After an introductory essay in which the editor asks his contributors and readership to emulate Las Casas in his intellectual commitment to participation and action, the volume divides into three sections. The first, on “General Theoretical Considerations,” describes the ideological and political positions of Las Casas (Sevilla-Casas), ethnocentrism in programs of cultural modification (Bodley), and the effects of forced cultural change, dominance, and environmental deterioration on native populations (Binder). A second section on “The Colonial Past in Spanish America” describes racial and caste segregation as represented in urban plans (Markman), baroque forms of rituals (Kelsey), indigenous tribute systems (Jácome and Llumiquinga), and the failure of Dutch colonial policies in the West Indies (Pope). The third and largest section, on “The Latin American Present,” includes articles on the effects of government land tenure policies and the territorial expansion of contemporary capitalist systems on the Araucanian Indians of Chile (Berdichewsky), the Canelos Quechua in Ecuador (Whitten), and the Jívaro of the Ecuadorian and Peruvian montaña (Siverts). Other papers focus on cultural aggression against the Emberá Indians of Colombia (de Friedemann), and on ethnic conflict among the Mazahua (Iwańska) and Chinantec (Barabas) Indians and Mexican Catholics. The book closes with an historical analysis of peasant mobilization and rebellions in Cuba (Huizer), and a rather general “call to arms” on peasant mobilization under systems of dependent capitalism in Latin America (Kowalewski).

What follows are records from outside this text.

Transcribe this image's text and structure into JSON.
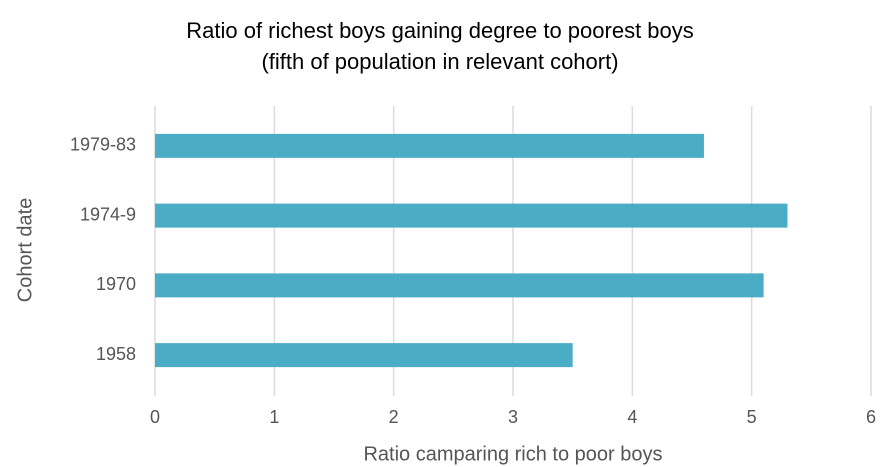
{
  "chart_data": {
    "type": "bar",
    "orientation": "horizontal",
    "title": "Ratio of richest boys gaining degree to poorest boys",
    "subtitle": "(fifth of population in relevant cohort)",
    "x_label": "Ratio camparing rich to poor boys",
    "y_label": "Cohort date",
    "categories": [
      "1979-83",
      "1974-9",
      "1970",
      "1958"
    ],
    "values": [
      4.6,
      5.3,
      5.1,
      3.5
    ],
    "color": "#4bacc6",
    "xlim": [
      0,
      6
    ],
    "xticks": [
      0,
      1,
      2,
      3,
      4,
      5,
      6
    ],
    "grid": true
  }
}
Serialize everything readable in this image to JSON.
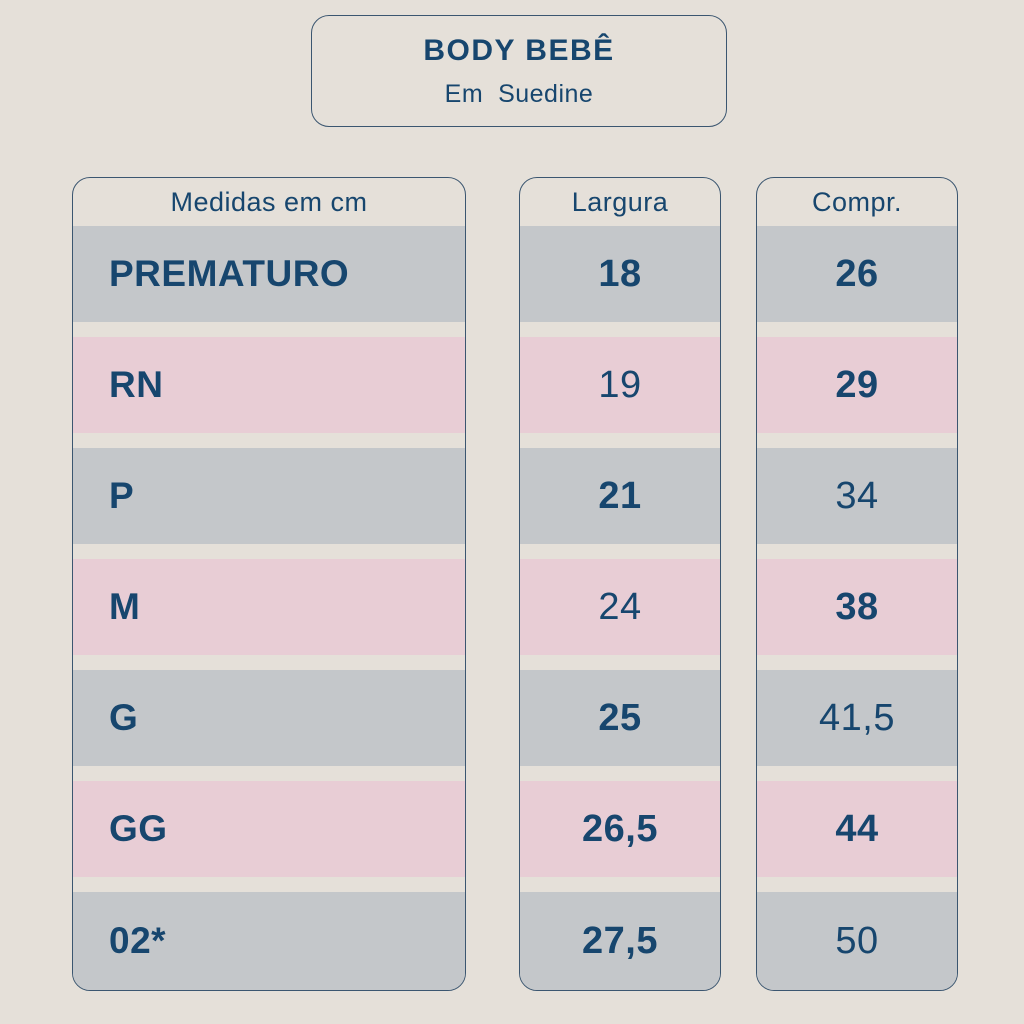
{
  "title_card": {
    "title": "BODY BEBÊ",
    "subtitle": "Em  Suedine"
  },
  "chart_data": {
    "type": "table",
    "title": "BODY BEBÊ",
    "subtitle": "Em  Suedine",
    "columns": [
      "Medidas em cm",
      "Largura",
      "Compr."
    ],
    "rows": [
      [
        "PREMATURO",
        "18",
        "26"
      ],
      [
        "RN",
        "19",
        "29"
      ],
      [
        "P",
        "21",
        "34"
      ],
      [
        "M",
        "24",
        "38"
      ],
      [
        "G",
        "25",
        "41,5"
      ],
      [
        "GG",
        "26,5",
        "44"
      ],
      [
        "02*",
        "27,5",
        "50"
      ]
    ],
    "units": "cm",
    "row_tone_pattern": [
      "gray",
      "pink",
      "gray",
      "pink",
      "gray",
      "pink",
      "gray"
    ]
  },
  "colors": {
    "background": "#e5e0d9",
    "row_gray": "#c4c7ca",
    "row_pink": "#e8cdd5",
    "text_navy": "#17466e",
    "border_navy": "#3b5670"
  }
}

This work provides a useful and important focus on the horrendous effects of unmitigated expansion onto Indian lands with the subsequent disruption of Indian cultures and societies. It is on less solid ground when it talks of emerging class consciousness and radical mobilization—rightfully decrying the effects of “savage capitalism,” but failing to adequately place its discussions of peasant and Indian mobilization within the limiting context of contemporary authoritarian states in Latin America. The lack of any discussion of the indigenous, peasant and squatter situations in Brazil is a serious lack in this regard. More importantly, perhaps, by not examining the diverse forms of alternate peasant and Indian organization which are currently gathering force in Latin America, the volume fails to respond to Sevilla-Casas’ eloquent call for disadvantaged Indian and mestizo populations throughout the continent.